With this RHQ-Byteman integration, you can now do remote byte-code injection into any Java virtual machine that has a Byteman agent running inside of it. Simply write your Byteman rules, store them in one or more scripts and file-upload those scripts from your browser to the RHQ Server. The RHQ Server will then stream down those script files to the remote Byteman agent, which then injects the code directly in its Java virtual machine. It is extremely easy to run a VM with Byteman inside of it - all you need is to pass a -javaagent VM argument to Java when you start it; something like:

-javaagent:/opt/byteman/lib/byteman.jar=listener:true


The uses for this kind of thing are boundless - from tracing how long it takes for a Java method to execute to testing an application's fault tolerance by forcing test exceptions to be thrown. In the future, I plan on attempting to write an extension to the Byteman plugin to allow me to trace JDBC calls and create reports based on the data I get back. In fact, work on that has already begun; the bulk of the RHQ plugin code is already written, I just have to figure out how to write the proper Byteman rules to get it to do what I want. Once I complete this "JDBC Trace" RHQ agent plugin, I'll blog/demo it.

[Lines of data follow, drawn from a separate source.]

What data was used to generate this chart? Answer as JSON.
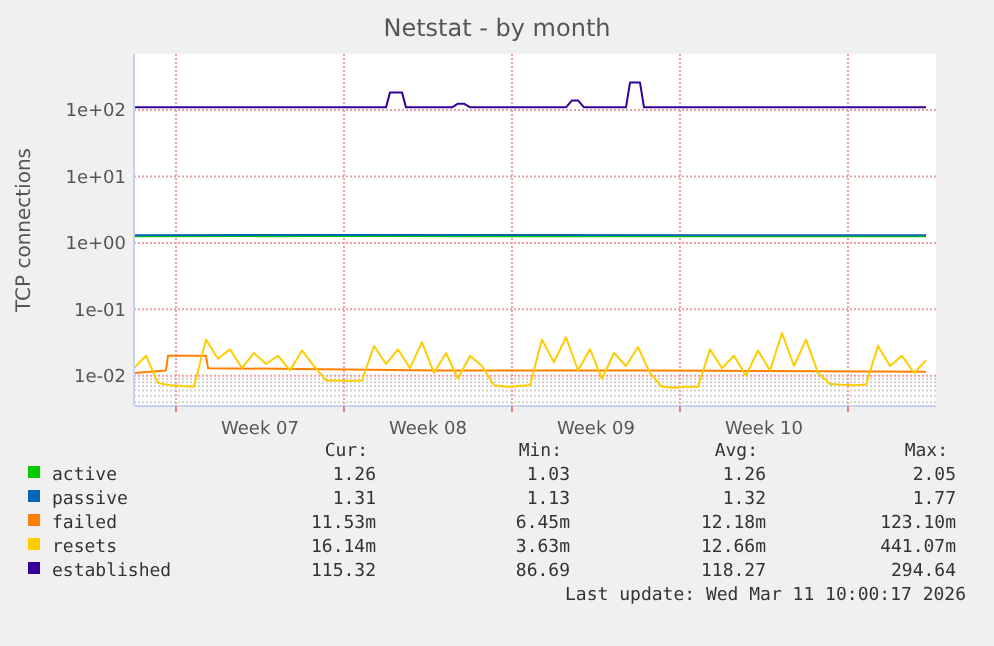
{
  "chart_data": {
    "type": "line",
    "title": "Netstat - by month",
    "ylabel": "TCP connections",
    "log": "y",
    "grid": true,
    "legend": "bottom",
    "marker": "none",
    "line_style": "solid",
    "xlim": [
      "2026-02-07T06:00",
      "2026-03-12T16:00"
    ],
    "xticks": [
      {
        "value": "2026-02-09",
        "label": null
      },
      {
        "value": "2026-02-12T12:00",
        "label": "Week 07"
      },
      {
        "value": "2026-02-16",
        "label": null
      },
      {
        "value": "2026-02-19T12:00",
        "label": "Week 08"
      },
      {
        "value": "2026-02-23",
        "label": null
      },
      {
        "value": "2026-02-26T12:00",
        "label": "Week 09"
      },
      {
        "value": "2026-03-02",
        "label": null
      },
      {
        "value": "2026-03-05T12:00",
        "label": "Week 10"
      },
      {
        "value": "2026-03-09",
        "label": null
      }
    ],
    "ylim": [
      0.0035,
      700
    ],
    "yticks": [
      {
        "value": 0.01,
        "label": "1e-02"
      },
      {
        "value": 0.1,
        "label": "1e-01"
      },
      {
        "value": 1,
        "label": "1e+00"
      },
      {
        "value": 10,
        "label": "1e+01"
      },
      {
        "value": 100,
        "label": "1e+02"
      }
    ],
    "series": [
      {
        "name": "active",
        "color": "#00cc00",
        "x": [
          "2026-02-07T06:00",
          "2026-02-16T00:00",
          "2026-02-24T00:00",
          "2026-03-04T00:00",
          "2026-03-12T06:00"
        ],
        "values": [
          1.26,
          1.27,
          1.26,
          1.26,
          1.26
        ]
      },
      {
        "name": "passive",
        "color": "#0066b3",
        "x": [
          "2026-02-07T06:00",
          "2026-02-16T00:00",
          "2026-02-24T00:00",
          "2026-03-04T00:00",
          "2026-03-12T06:00"
        ],
        "values": [
          1.31,
          1.32,
          1.32,
          1.31,
          1.31
        ]
      },
      {
        "name": "failed",
        "color": "#ff8000",
        "x": [
          "2026-02-07T06:00",
          "2026-02-08T14:00",
          "2026-02-08T16:00",
          "2026-02-10T06:00",
          "2026-02-10T08:00",
          "2026-02-20T00:00",
          "2026-03-01T00:00",
          "2026-03-12T06:00"
        ],
        "values": [
          0.011,
          0.012,
          0.02,
          0.02,
          0.013,
          0.012,
          0.012,
          0.0115
        ]
      },
      {
        "name": "resets",
        "color": "#ffcc00",
        "x": [
          "2026-02-07T06:00",
          "2026-02-07T18:00",
          "2026-02-08T06:00",
          "2026-02-08T18:00",
          "2026-02-09T06:00",
          "2026-02-09T18:00",
          "2026-02-10T06:00",
          "2026-02-10T18:00",
          "2026-02-11T06:00",
          "2026-02-11T18:00",
          "2026-02-12T06:00",
          "2026-02-12T18:00",
          "2026-02-13T06:00",
          "2026-02-13T18:00",
          "2026-02-14T06:00",
          "2026-02-14T18:00",
          "2026-02-15T06:00",
          "2026-02-15T18:00",
          "2026-02-16T06:00",
          "2026-02-16T18:00",
          "2026-02-17T06:00",
          "2026-02-17T18:00",
          "2026-02-18T06:00",
          "2026-02-18T18:00",
          "2026-02-19T06:00",
          "2026-02-19T18:00",
          "2026-02-20T06:00",
          "2026-02-20T18:00",
          "2026-02-21T06:00",
          "2026-02-21T18:00",
          "2026-02-22T06:00",
          "2026-02-22T18:00",
          "2026-02-23T06:00",
          "2026-02-23T18:00",
          "2026-02-24T06:00",
          "2026-02-24T18:00",
          "2026-02-25T06:00",
          "2026-02-25T18:00",
          "2026-02-26T06:00",
          "2026-02-26T18:00",
          "2026-02-27T06:00",
          "2026-02-27T18:00",
          "2026-02-28T06:00",
          "2026-02-28T18:00",
          "2026-03-01T06:00",
          "2026-03-01T18:00",
          "2026-03-02T06:00",
          "2026-03-02T18:00",
          "2026-03-03T06:00",
          "2026-03-03T18:00",
          "2026-03-04T06:00",
          "2026-03-04T18:00",
          "2026-03-05T06:00",
          "2026-03-05T18:00",
          "2026-03-06T06:00",
          "2026-03-06T18:00",
          "2026-03-07T06:00",
          "2026-03-07T18:00",
          "2026-03-08T06:00",
          "2026-03-08T18:00",
          "2026-03-09T06:00",
          "2026-03-09T18:00",
          "2026-03-10T06:00",
          "2026-03-10T18:00",
          "2026-03-11T06:00",
          "2026-03-11T18:00",
          "2026-03-12T06:00"
        ],
        "values": [
          0.013,
          0.02,
          0.0078,
          0.0072,
          0.007,
          0.0068,
          0.035,
          0.018,
          0.025,
          0.013,
          0.022,
          0.015,
          0.02,
          0.012,
          0.024,
          0.014,
          0.0085,
          0.0085,
          0.0083,
          0.0085,
          0.028,
          0.015,
          0.025,
          0.013,
          0.032,
          0.011,
          0.022,
          0.009,
          0.02,
          0.014,
          0.0072,
          0.0068,
          0.007,
          0.0072,
          0.035,
          0.016,
          0.038,
          0.012,
          0.025,
          0.009,
          0.022,
          0.014,
          0.027,
          0.011,
          0.0068,
          0.0066,
          0.0068,
          0.0068,
          0.025,
          0.013,
          0.02,
          0.01,
          0.024,
          0.012,
          0.044,
          0.014,
          0.035,
          0.011,
          0.0075,
          0.0073,
          0.0072,
          0.0074,
          0.028,
          0.014,
          0.02,
          0.011,
          0.017
        ]
      },
      {
        "name": "established",
        "color": "#330099",
        "x": [
          "2026-02-07T06:00",
          "2026-02-17T18:00",
          "2026-02-17T22:00",
          "2026-02-18T10:00",
          "2026-02-18T14:00",
          "2026-02-20T12:00",
          "2026-02-20T18:00",
          "2026-02-21T00:00",
          "2026-02-21T06:00",
          "2026-02-25T06:00",
          "2026-02-25T12:00",
          "2026-02-25T18:00",
          "2026-02-26T00:00",
          "2026-02-27T18:00",
          "2026-02-27T22:00",
          "2026-02-28T08:00",
          "2026-02-28T12:00",
          "2026-03-12T06:00"
        ],
        "values": [
          110,
          110,
          185,
          185,
          110,
          110,
          125,
          125,
          110,
          110,
          140,
          140,
          110,
          110,
          260,
          260,
          110,
          110
        ]
      }
    ],
    "annotations": [
      "Cur:",
      "Min:",
      "Avg:",
      "Max:",
      "1.26",
      "1.03",
      "1.26",
      "2.05",
      "1.31",
      "1.13",
      "1.32",
      "1.77",
      "11.53m",
      "6.45m",
      "12.18m",
      "123.10m",
      "16.14m",
      "3.63m",
      "12.66m",
      "441.07m",
      "115.32",
      "86.69",
      "118.27",
      "294.64",
      "Last update: Wed Mar 11 10:00:17 2026"
    ]
  }
}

If you are interested in this new RHQ integration with Byteman, watch the flash demo.

Note that in order to finish this Byteman plugin, I had to add some additional capabilities within Byteman itself. The bulk of the changes manifested themselves as new API methods to the Byteman client - the "Submit" class. These new features allow Byteman to be easily managed, not just by RHQ, but by any management tool that wants to integrate with Byteman. I committed this new code to Byteman's SVN repository which should make these new features available in its next release. Because the new Byteman is not released yet, nor available in the JBoss maven repository, I placed the RHQ Byteman plugin code in its own git branch. Once the next Byteman version is released, I'll merge my code into RHQ's master branch.